I can feel my cysts. Truly, I can, and truly, some days it just freaks me out a little.
It is especially noticeable in the morning, when my stomach is empty and I am lying on my back. Before I was diagnosed, I half joked with my husband that I thought I had a tumor on my liver. Either that, or there were aliens in my body. I would push on my sides and on the space directly below my diaphragm, and show him what I was talking about. He just thought I was crazy. Boy, does he feel guilty!
Now that I've seen everything on ultrasound, a few times actually , I know exactly where everything is, including my 10 cm cyst on my left kidney, and the 5 centimeter cyst on my right. Oh, and that tumor on my liver? Yup, another cyst, this one the size of a golf ball.
I'm not sure knowing really helps. Before, I could just sort of look at the lumps in my body and write them off as some unknown anomaly, or maybe nothing at all. If you don't know what's wrong, there could be nothing wrong. And life is easier if you think that nothing is wrong.
All of the women in my immediate family have been tested for PKD. None of them could stand the thought of living with a disease they didn't know about. None of them have any cysts.
Then there's the men--my father, who was only tested because my mother insisted, and my brothers, who haven't been tested and who really don't think much about it. Ironic, really, since I get it from my father, and one of my brothers has symptoms. Still, I understand their reluctance to be a part of it, to enter this world. It's much safer to believe that nothing is wrong. And my brother points out that he could lose his health and life insurance with a diagnosis like PKD, no small matters when you are the head of a family. He also says he doesn't care if he dies suddenly of renal failure, because his family will be well provided for with his current life insurance, and that he's probably worth more dead than alive. Sure, it sounds a little flippant, but all in all, he has a point.
Sometimes I wish I could pretend that nothing is wrong. At this point, PKD has not really drastically impacted my life more than a dramatic increase in doctor's appointments, medical vocabulary, health insurance premiums, and overall emotional stress.

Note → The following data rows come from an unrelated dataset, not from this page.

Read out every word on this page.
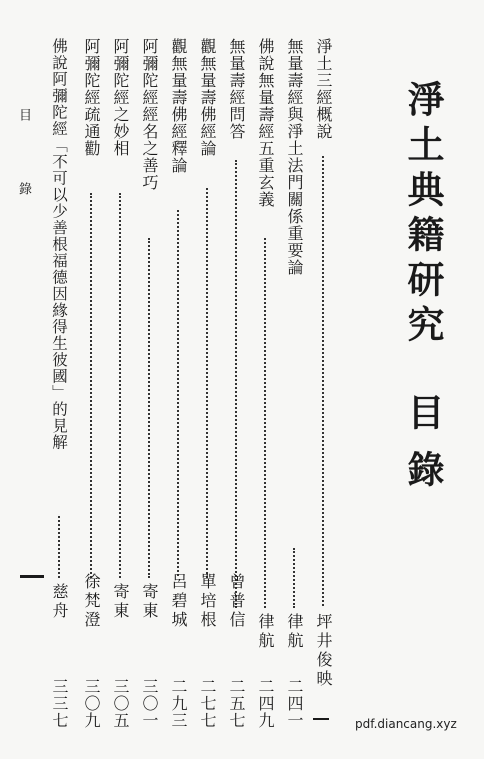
淨土典籍研究
目錄
淨土三經概說
坪井俊映
無量壽經與淨土法門關係重要論
律航
二四一
佛說無量壽經五重玄義
律航
二四九
無量壽經問答
曾普信
二五七
觀無量壽佛經論
單培根
二七七
觀無量壽佛經釋論
呂碧城
二九三
阿彌陀經經名之善巧
寄東
三〇一
阿彌陀經之妙相
寄東
三〇五
阿彌陀經疏通勸
徐梵澄
三〇九
佛說阿彌陀經「不可以少善根福德因緣得生彼國」的見解
慈舟
三三七
目
錄
pdf.diancang.xyz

But I live with the knowledge that somebody like me has a 70% chance of needing a kidney transplant in the next 10 years. I've read a lot, maybe too much, and I know what is in store for me. So even though I feel fine, especially after starting a regular exercise routine and changing my eating habits, I will never be able to say, "I'm fine. There's nothing wrong with me", and really mean it.
I suppose what this all really means is that I TOTALLY need to go to Hawaii this year.